Why arent these free memory pools sorted and deduped by size?

It's been in the middle of my ideas list but has never made it to the top. I do think it's worth doing this, and possibly looking to see if increasing the pool size from 4k to e.g. 8k would give less wastage.

The generate_uudmap.exe cleanup branch, one reason for it was, I wanted a test,

char * p2;
char * p = malloc(1);
p2 = realloc(p,2);
if(p2 !=p)
 write_define(2);
p = p2;
malloc(2);
p2 = realloc(p,3);
if(p2 !=p)
 write_define(3);
p = p2;
malloc(3);
p2 = realloc(p,4);
if(p2 !=p)
 write_define(4);
p = p2;

and learn the actual boundaries of the OS/libc/vendor malloc, vs P5's current amateur guesses derived from the generic 4096 x86 page. Its impl specific ub, where malloc() keeps its book keeping. The traditional 2 pointers right before your ptr??? does the malloc steal 1-7 bytes below "power of 2" at the end of your alloc??? Was the OS designer bold and daring, and there IS NO HEADER, that malloc uses a red black tree????

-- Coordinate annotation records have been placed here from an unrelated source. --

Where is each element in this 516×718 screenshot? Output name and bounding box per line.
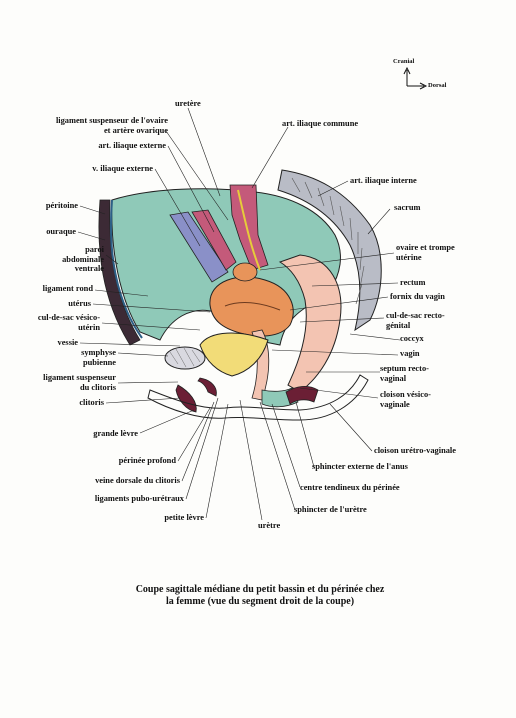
caption-line-1: Coupe sagittale médiane du petit bassin … (60, 584, 460, 596)
label-uterus: utérus (20, 299, 91, 309)
label-ligament-rond: ligament rond (10, 284, 93, 294)
label-cloison-vesico-vaginale: cloison vésico- vaginale (380, 390, 431, 409)
label-ligaments-pubo-uretraux: ligaments pubo-urétraux (60, 494, 184, 504)
label-cul-de-sac-vesico-uterin: cul-de-sac vésico- utérin (10, 313, 100, 332)
label-cloison-uretro-vaginale: cloison urétro-vaginale (374, 446, 456, 456)
clitoris-shape (198, 378, 216, 396)
label-v-iliaque-externe: v. iliaque externe (60, 164, 153, 174)
label-uretre: urètre (258, 521, 280, 531)
label-grande-levre: grande lèvre (60, 429, 138, 439)
labia-majora (176, 385, 196, 412)
label-vessie: vessie (20, 338, 78, 348)
label-peritoine: péritoine (10, 201, 78, 211)
label-paroi-abdominale: paroi abdominale ventrale (20, 245, 104, 274)
label-uretere: uretère (175, 99, 201, 109)
orientation-arrows (404, 68, 426, 89)
label-ouraque: ouraque (10, 227, 76, 237)
label-art-iliaque-externe: art. iliaque externe (60, 141, 166, 151)
caption-line-2: la femme (vue du segment droit de la cou… (60, 596, 460, 608)
label-petite-levre: petite lèvre (130, 513, 204, 523)
label-ligament-suspenseur-clitoris: ligament suspenseur du clitoris (10, 373, 116, 392)
label-rectum: rectum (400, 278, 425, 288)
orientation-dorsal: Dorsal (428, 82, 446, 89)
label-veine-dorsale-clitoris: veine dorsale du clitoris (60, 476, 180, 486)
label-art-iliaque-commune: art. iliaque commune (282, 119, 358, 129)
label-art-iliaque-interne: art. iliaque interne (350, 176, 417, 186)
label-sphincter-anus: sphincter externe de l'anus (312, 462, 408, 472)
label-cul-de-sac-recto-genital: cul-de-sac recto- génital (386, 311, 445, 330)
figure-caption: Coupe sagittale médiane du petit bassin … (60, 584, 460, 608)
ovary (233, 263, 257, 281)
label-septum-recto-vaginal: septum recto- vaginal (380, 364, 429, 383)
label-sacrum: sacrum (394, 203, 421, 213)
label-perinee-profond: périnée profond (80, 456, 176, 466)
label-vagin: vagin (400, 349, 420, 359)
label-fornix-vagin: fornix du vagin (390, 292, 445, 302)
orientation-cranial: Cranial (393, 58, 414, 65)
label-coccyx: coccyx (400, 334, 424, 344)
label-centre-tendineux: centre tendineux du périnée (300, 483, 400, 493)
label-sphincter-uretre: sphincter de l'urètre (294, 505, 367, 515)
label-ovaire-trompe: ovaire et trompe utérine (396, 243, 455, 262)
label-clitoris: clitoris (30, 398, 104, 408)
label-symphyse-pubienne: symphyse pubienne (30, 348, 116, 367)
label-ligament-suspenseur-ovaire: ligament suspenseur de l'ovaire et artèr… (30, 116, 168, 135)
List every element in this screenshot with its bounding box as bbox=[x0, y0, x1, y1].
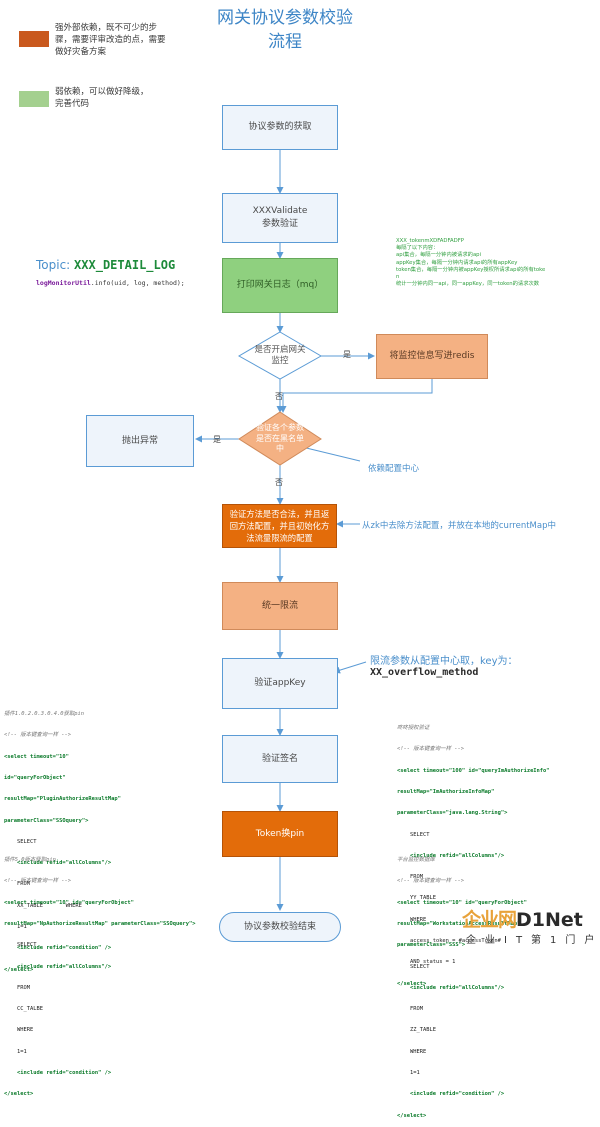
decision-blacklist-label: 验证各个参数是否在黑名单中 bbox=[256, 423, 304, 454]
rate-limit-note: 限流参数从配置中心取，key为： bbox=[370, 656, 518, 667]
node-gateway-log[interactable]: 打印网关日志（mq） bbox=[222, 258, 338, 313]
edge-config-d2 bbox=[297, 444, 361, 462]
label-no-blacklist: 否 bbox=[275, 478, 283, 487]
decision-monitor-shape bbox=[237, 331, 323, 380]
decision-blacklist[interactable]: 验证各个参数是否在黑名单中 bbox=[239, 421, 321, 457]
monitor-stat-note: XXX_tokenmXDFADFADFP 每隔了以下内容： api集合，每隔一分… bbox=[396, 238, 546, 288]
node-end[interactable]: 协议参数校验结束 bbox=[219, 912, 341, 942]
node-verify-signature-label: 验证签名 bbox=[261, 753, 298, 764]
node-token-to-pin[interactable]: Token换pin bbox=[222, 811, 338, 857]
legend-text-strong: 强外部依赖，既不可少的步 骤，需要评审改造的点，需要 做好灾备方案 bbox=[55, 23, 166, 57]
watermark-logo: 企业网D1Net bbox=[462, 905, 583, 932]
title-line-1: 网关协议参数校验 bbox=[217, 8, 353, 28]
legend-text-weak: 弱依赖，可以做好降级， 完善代码 bbox=[55, 87, 149, 109]
decision-monitor[interactable]: 是否开启网关监控 bbox=[239, 340, 321, 372]
watermark-brand-cn: 企业网 bbox=[462, 909, 517, 931]
sql-block-im-authorize: 咚咚授权验证 <!-- 版本键查询一样 --> <select timeout=… bbox=[397, 725, 550, 987]
zk-config-note: 从zk中去除方法配置，并放在本地的currentMap中 bbox=[362, 521, 556, 531]
decision-blacklist-shape bbox=[238, 411, 322, 466]
log-call: .info(uid, log, method); bbox=[90, 279, 185, 287]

P5 core also has 2 or 3 different malloc on malloc systems right now one is Win32 specific threads specific, other is -DDEBUGGING specific, and 3rd is P5 Configure decides OS malloc is garbage and totally replaces it. While there is some attempt at doing all the math, to correctly subtract P5 malloc wrapper headers vs build options vs our #define GOODSIZE 4096, the offsets and constants were picked decades ago, and there is no CI code to test if all those guesses and constants are correct. Its very rare a core dev, will use a C debugger and step into the OS malloc code, or use OS VM analystic tools.

A single +1 or -1 mistake in our math for GOODSIZE can perm waste 1-15 or 1-31 bytes over and over.